Tribune

Avec la crise sanitaire, des milliers de salariés ont remis en question leur rapport au travail, au point de démissionner en masse. Pour les entreprises, le défi est majeur : réparer le pacte social et moral qui les lie à leurs collaborateurs.

Ces derniers mois, ils sont de plus en plus nombreux à quitter un emploi qui ne leur convient plus et à congédier leur employeur, parfois en live sur les réseaux sociaux. Depuis la pandémie, les démissions se comptent en millions. Un camouflet d’ampleur mondiale qui laisse les entreprises dans un état de sidération. Et même si le phénomène est plus nuancé en France qu’aux États-Unis, cette « grande démission » est symptomatique d’une société en quête de sens.
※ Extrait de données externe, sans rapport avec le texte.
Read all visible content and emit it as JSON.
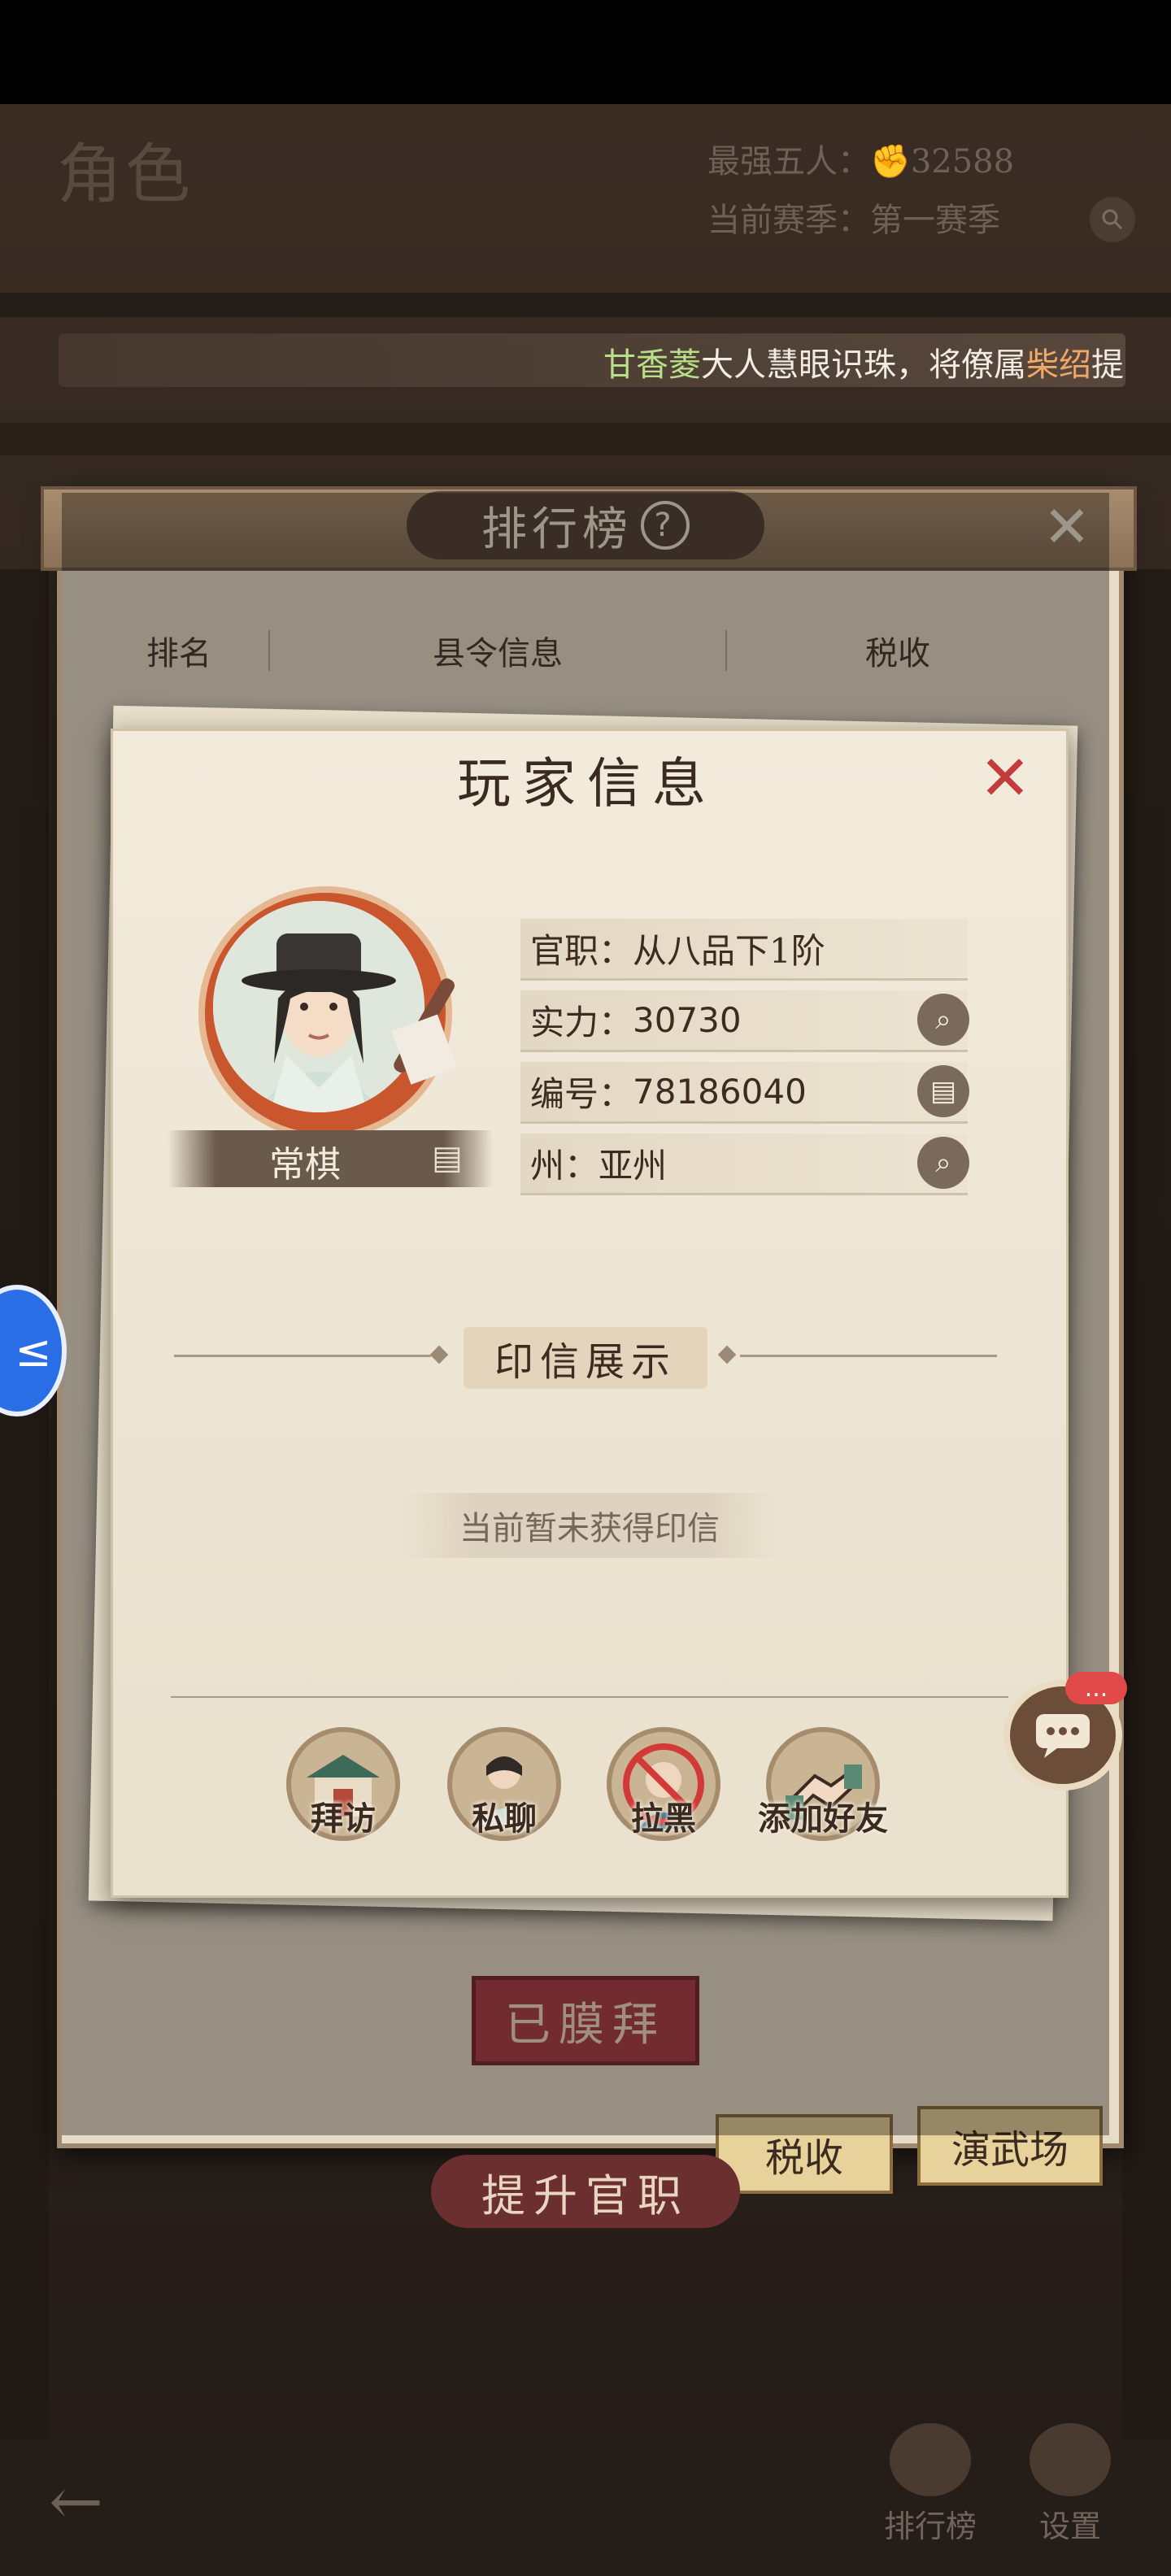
{
  "top_header": {
    "title": "角色",
    "top_five_label": "最强五人：",
    "top_five_value": "32588",
    "season_label": "当前赛季：",
    "season_value": "第一赛季"
  },
  "ticker": {
    "name1": "甘香菱",
    "middle": "大人慧眼识珠，将僚属",
    "name2": "柴绍",
    "tail": "提"
  },
  "leaderboard": {
    "title": "排行榜",
    "help": "?",
    "columns": [
      "排名",
      "县令信息",
      "税收"
    ],
    "worship_button": "已膜拜",
    "tabs": [
      "税收",
      "演武场"
    ],
    "promote_button": "提升官职"
  },
  "player_info": {
    "title": "玩家信息",
    "name": "常棋",
    "rows": [
      {
        "label": "官职：",
        "value": "从八品下1阶"
      },
      {
        "label": "实力：",
        "value": "30730"
      },
      {
        "label": "编号：",
        "value": "78186040"
      },
      {
        "label": "州：",
        "value": "亚州"
      }
    ],
    "seal_section_title": "印信展示",
    "seal_empty": "当前暂未获得印信",
    "actions": [
      "拜访",
      "私聊",
      "拉黑",
      "添加好友"
    ]
  },
  "chat_badge": "...",
  "bottom_nav": [
    "排行榜",
    "设置"
  ]
}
La crise sanitaire a créé une distance entre les collaborateurs et leur entreprise. Et nombreuses ont été celles à ne pas avoir su gérer « l’après », imaginant qu’il y aurait un retour à la normale. La prise de conscience environnementale et la crise sanitaire ont fait émerger de nouvelles aspirations : plus de sens, de flexibilité, de meilleures conditions de travail… Des revendications qui résonnent particulièrement chez les moins de 25 ans, avec lesquels le rapport de force semble s’inverser. Aujourd’hui, ce sont eux qui choisissent leur entreprise et non l’inverse. Avant de s’engager, ils questionnent les engagements RSE, car ils veulent être fiers de leur entreprise, participer à son impact.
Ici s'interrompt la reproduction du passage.